В теплой тихой долине дома | страница 23
Зарисовка Парижа была сделана с большой высоты, откуда хорошо были видны здания, улицы, река и мосты. Она поднимала вас высоко над городом и давала возможность одним взглядом охватить весь его размах, всю полноту великолепия. Это была песчинка, которая вобрала в себя вселенную. Великий город великого мира. Еще не увиденный и все-таки памятный.
Мой брат Грикор и я рассматривали Париж в тот самый день, когда он пришел домой с двумя этими книгами.
Он перевернул страницу, и перед нами открылся вдруг чудесный мир, изображенный с большой высоты. Мой брат Грикор прочел стоявшее под рисунком слово.
— Париж, — сказал он.
И посмотрел на меня.
— Точно, Париж, — сказал я.
Я знал, что это Париж еще до того, как он прочел слово.
— Когда-нибудь я поеду туда, — сказал я.
Я любил слоняться на станции Санта Фе, и мне часто приходилось видеть, как бродяги вскакивали на ходу в товарный поезд и уезжали, ни с кем не прощаясь.

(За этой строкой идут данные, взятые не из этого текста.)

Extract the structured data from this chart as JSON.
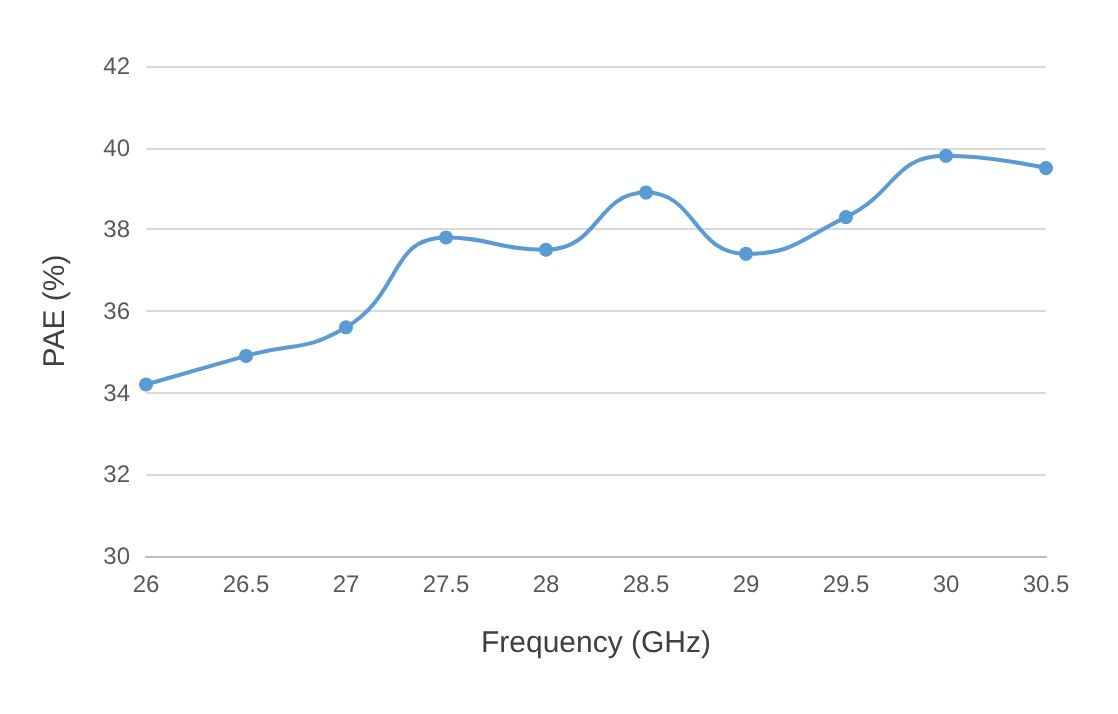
{
  "chart_data": {
    "type": "line",
    "xlabel": "Frequency (GHz)",
    "ylabel": "PAE (%)",
    "x": [
      26,
      26.5,
      27,
      27.5,
      28,
      28.5,
      29,
      29.5,
      30,
      30.5
    ],
    "series": [
      {
        "color": "#5b9bd5",
        "values": [
          34.2,
          34.9,
          35.6,
          37.8,
          37.5,
          38.9,
          37.4,
          38.3,
          39.8,
          39.5
        ]
      }
    ],
    "xlim": [
      26,
      30.5
    ],
    "xticks": [
      26,
      26.5,
      27,
      27.5,
      28,
      28.5,
      29,
      29.5,
      30,
      30.5
    ],
    "ylim": [
      30,
      42
    ],
    "yticks": [
      30,
      32,
      34,
      36,
      38,
      40,
      42
    ],
    "grid": "y",
    "marker": "circle",
    "line_style": "solid"
  }
}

Однажды, за несколько месяцев до того, как мой брат Грикор принес домой книги о генерале Гранте, я тоже прыгнул на ходу в товарный поезд. Это была платформа, груженная мелким камнем откуда-то с гор Сьерра-Невады. Я выбрал себе камень побольше, сел и стал смотреть вокруг. Проносящийся мир был прекрасен и печален. Поезд быстро мчал меня вдаль. Я был наконец на пути к одному из самых больших и таинственных городов мира, но мне было страшно. Мне и хотелось ехать, и было страшно. Только раз, на какую-то долю секунды страх отпустил меня. В густой траве у самого железнодорожного полотна стояла корова и смотрела на проносящийся поезд, и когда я увидел эту корову с ее спокойствием и силой и немым удивлением, я и сам на какую-то долю секунды стал спокойнее и сильнее. Но уже в следующую минуту меня вновь охватила паника. Поезд шел слишком быстро, чтобы спрыгнуть с него. В одно мгновение я пережил горе целой жизни. Я подумал, что навсегда потерял свой дом — с его комнатами, кроватями, столами и стульями. Я подумал, что никогда уже не увижу моего брата Грикора, и мать, и сестер, и тысячу знакомых лиц. Я заплакал. Мне казалось, поезд не остановится до тех пор, пока не приедет в один из больших городов мира куда-то очень далеко от моего дома, и я окажусь среди совершенно чужих людей.
Однако поезд вскоре остановился в Малаге. Я соскочил с платформы и зашагал домой. Дорога была долгая, около семи миль. Спустя некоторое время я побежал. А когда стемнело, меня охватил тот страх перед миром, тот страх перед землей, с которым знаком любой мальчишка, хоть раз оставшийся один вдалеке от дома. Я боялся, что мне уже не попасть домой. Я бежал, пока не выбился из сил. Ясно помню печальные звуки ночи — стрекот сверчков, кваканье лягушек, пение птиц, помню запах остывающей земли и равнодушие мира, погружающегося в темноту.